Smithsonian magazine has announced its picks for the best history books of 2021. The winners include Until I Am Free: Fannie Lou Hamer’s Enduring Message to America by Keisha N. Blain, The Man Who Hated Women: Sex, Censorship, and Civil Liberties in the Gilded Age by Amy Sohn, and America on Fire: The Untold History of Police Violence and Black Rebellion Since the 1960s by Elizabeth Hinton.
Jenna Johnson has been named the new editor in chief of Farrar, Straus and Giroux.
The New Yorker has named Anand Gopal and Clare Malone as staff writers and Graciela Mochkofsky and Rachel Monroe as contributing writers to the magazine.
The Andy Warhol Foundation Arts Writers Grant has announced the recipients of the 2021 awards. Twenty writers—including Fiona Alison Duncan, Simon Wu, and Kriston Capps—have won grants totaling $695,000.

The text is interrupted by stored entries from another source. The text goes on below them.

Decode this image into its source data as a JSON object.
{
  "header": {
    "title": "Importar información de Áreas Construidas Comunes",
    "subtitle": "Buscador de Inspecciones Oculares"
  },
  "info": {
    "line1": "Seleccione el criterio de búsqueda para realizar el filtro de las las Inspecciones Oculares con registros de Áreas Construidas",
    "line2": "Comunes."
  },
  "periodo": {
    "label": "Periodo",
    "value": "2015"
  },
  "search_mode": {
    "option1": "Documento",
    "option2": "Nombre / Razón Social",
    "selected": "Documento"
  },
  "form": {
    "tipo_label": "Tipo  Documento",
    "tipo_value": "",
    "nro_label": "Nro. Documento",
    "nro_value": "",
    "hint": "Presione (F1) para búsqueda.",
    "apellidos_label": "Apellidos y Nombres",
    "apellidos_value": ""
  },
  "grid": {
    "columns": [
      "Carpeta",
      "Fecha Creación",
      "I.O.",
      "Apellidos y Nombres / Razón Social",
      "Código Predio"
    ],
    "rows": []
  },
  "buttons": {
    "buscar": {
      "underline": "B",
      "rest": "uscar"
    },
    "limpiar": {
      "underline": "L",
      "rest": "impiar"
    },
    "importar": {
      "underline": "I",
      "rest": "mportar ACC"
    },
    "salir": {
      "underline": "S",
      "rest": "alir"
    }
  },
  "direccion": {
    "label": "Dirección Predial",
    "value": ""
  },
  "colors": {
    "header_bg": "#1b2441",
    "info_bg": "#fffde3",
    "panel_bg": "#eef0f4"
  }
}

The American edition of French fashion magazine L’Officiel is being sued under the 2017 Freelance Isn’t Free Act for failing to pay their freelance writers. Natasha Stagg, who is owed $1000 for a piece on Elizabeth Wurtzel, had previously tweeted at L’Officiel about the matter. But “instead of getting paid, I just got a ton of DMs from people who had also not gotten paid.”
The BuzzFeed News Union is walking out on the job today as shareholders vote whether to take the company public. The union has been bargaining with management for nearly two years with little movement on key issues like wage floors and creative control outside of the workplace.
The Believer’s “Attention” issue is out now in print and online. Read an interview with novelist Percival Everett, Lauren Michele Jackson on rhetorical asides, Kyle Chayka on “time well spent,” a reading diary by Nick Hornby, poetry by CAConrad, and more.